Of course, this leaves us the problem of working out the probability that a team will finish the game with a score of 0 points, of 1 point, of 2 points, et cetera, up to 200 or whatever our cutoff is. There are some scores that are obviously more probable than others: it’s easy to accept “70” as a team’s score in a game, while “7” or “170” would probably cause people to double-check that they heard that right.

I did try to find an archive of college basketball scores, to see if I could find how often all the various scores turned up in actual games, but my Google skills failed me, possibly because I was using DuckDuckGo, because yeah, I’m that guy. I can’t help it. I like the sincerity implied by DuckDuckGo’s homepage inviting me to set it as my web browser’s default search engine, even though I already have.

Anyway, while surely someone has records of how often each possible score comes up, I couldn’t find it. So I did the next-best thing and made up some numbers. I made the assumption that the distribution of basketball scores — how often 60 turns up, how often 65 does, how often 71 does, et cetera — will be some Gaussian distribution.
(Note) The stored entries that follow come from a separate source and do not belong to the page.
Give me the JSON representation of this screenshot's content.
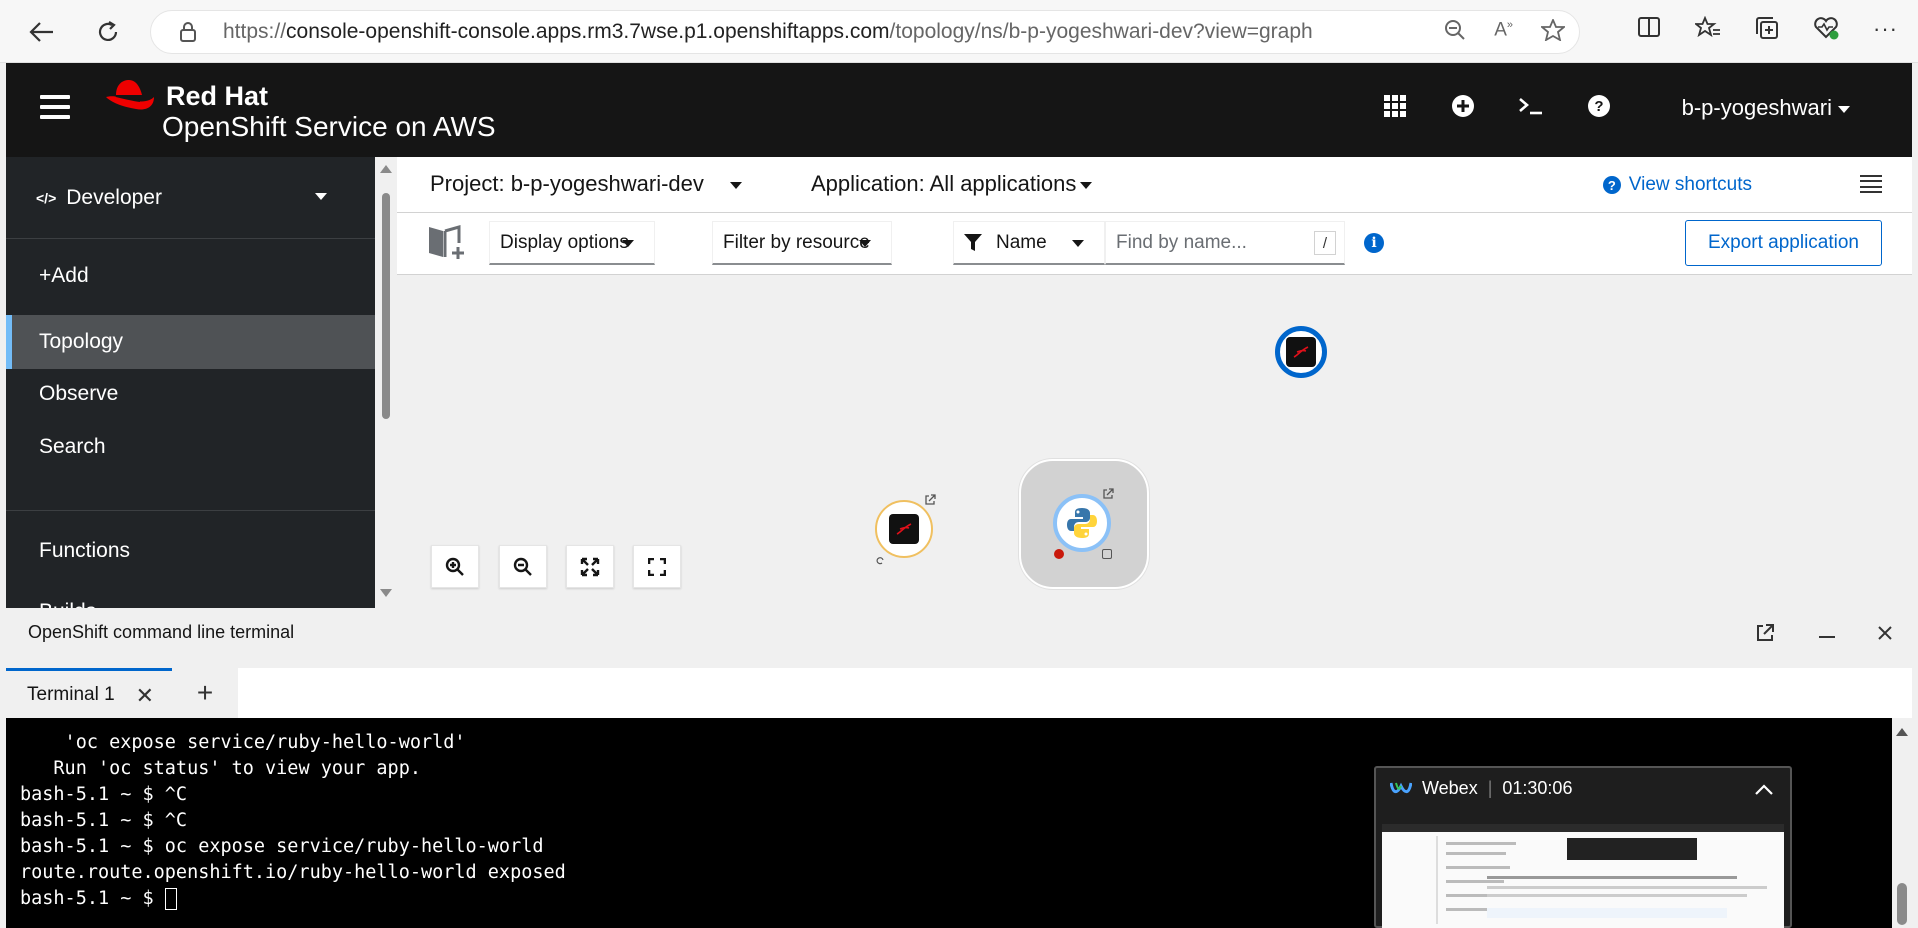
{
  "browser": {
    "url_prefix": "https://",
    "url_host": "console-openshift-console.apps.rm3.7wse.p1.openshiftapps.com",
    "url_path": "/topology/ns/b-p-yogeshwari-dev?view=graph"
  },
  "masthead": {
    "brand_line1": "Red Hat",
    "brand_line2_bold": "OpenShift",
    "brand_line2_rest": " Service on AWS",
    "user": "b-p-yogeshwari"
  },
  "sidebar": {
    "perspective": "Developer",
    "items": [
      "+Add",
      "Topology",
      "Observe",
      "Search",
      "Functions",
      "Builds"
    ]
  },
  "topology": {
    "project_label": "Project: b-p-yogeshwari-dev",
    "application_label": "Application: All applications",
    "view_shortcuts": "View shortcuts",
    "display_options": "Display options",
    "filter_by_resource": "Filter by resource",
    "filter_type": "Name",
    "find_placeholder": "Find by name...",
    "find_shortcut": "/",
    "export_button": "Export application"
  },
  "terminal": {
    "panel_title": "OpenShift command line terminal",
    "tab_label": "Terminal 1",
    "lines": [
      "    'oc expose service/ruby-hello-world'",
      "   Run 'oc status' to view your app.",
      "bash-5.1 ~ $ ^C",
      "bash-5.1 ~ $ ^C",
      "bash-5.1 ~ $ oc expose service/ruby-hello-world",
      "route.route.openshift.io/ruby-hello-world exposed",
      "bash-5.1 ~ $ "
    ]
  },
  "webex": {
    "app": "Webex",
    "timer": "01:30:06"
  },
  "colors": {
    "masthead": "#151515",
    "sidebar": "#212427",
    "accent": "#0066cc",
    "active_border": "#73bcf7"
  }
}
That’s often a reliable assumption — the Gaussian is also called the “standard” or “standard normal” distribution for a reason — and if I’m wrong, then putting out my calculations based on a wrong idea will inspire someone who knows the correct answer to write in and show me up.

So on the assumption the distribution of college basketball scores is close enough to a standard normal distribution, with an arithmetic mean of 65 (if you added up all the scores and divided by the number of games, it’d be about 65), and a standard deviation of 10 (meaning among other things that a team scores between 45 and 85 in about 95 percent of its games, and between 35 and 95 in about 99 percent of its games), I generated scores for a million simulated games and worked out how often each of the possible scores came up.

In practice, in this million simulated games, scores ranged between 13 and 118, but were most often at or around 65, just as I wanted. From this start the most probable score was 65, although only about four percent of all games had that score exactly, and 64 and 66 and such were not much less likely to turn up.

And based on this, the formula given suggests that one team’s score in a basketball game has an information content of something like 5.37 bits. Call it 5.4 so as not to have too many of those hypnotic digits past the decimal point.

That might sound weird: the mere information of whether a team won is (up to) 1 bit, but their score only a little over 5 bits? But let me justify why this is probably right. Suppose you were trying to find a number between 13 and 118, with every one of those numbers equally likely to be the one you’re searching for, and could only search by asking yes-or-no questions. If you asked a series of questions like “is the number less than 65?” and “is the number more than 39?” and so on, with the answer at each step equally likely to be yes or no, then you could pin down the sought-for number in no more than seven questions. (If you’re not sure about this, watch some contestants playing the Clock Game on The Price Is Right and you’ll get the hang of it.)

So we wouldn’t expect there to be more than 7 bits of information in the score. And some scores are quite unlikely to turn up, such as 13 or 14 or 15. So the information content should be less than that 7 bits. If we supposed the number were somewhere between 35 and 95 — which, 99 percent of the time, it is — that would take not more than six well-chosen questions to pin down; if we supposed the number were between 45 and 85 — as it is 95 percent of the time — then five well-chosen questions would typically be enough to pin it down, with six sometimes needed. This is why I think it plausible that around five-and-a-third bits is the right measure.

I want to close this essay, though not the topic, by pointing out again that I was looking at the information content of one team’s score. There’s normally two teams playing and I haven’t said what I think the information content of both scores is. I hope to get to that in the next essay of this series.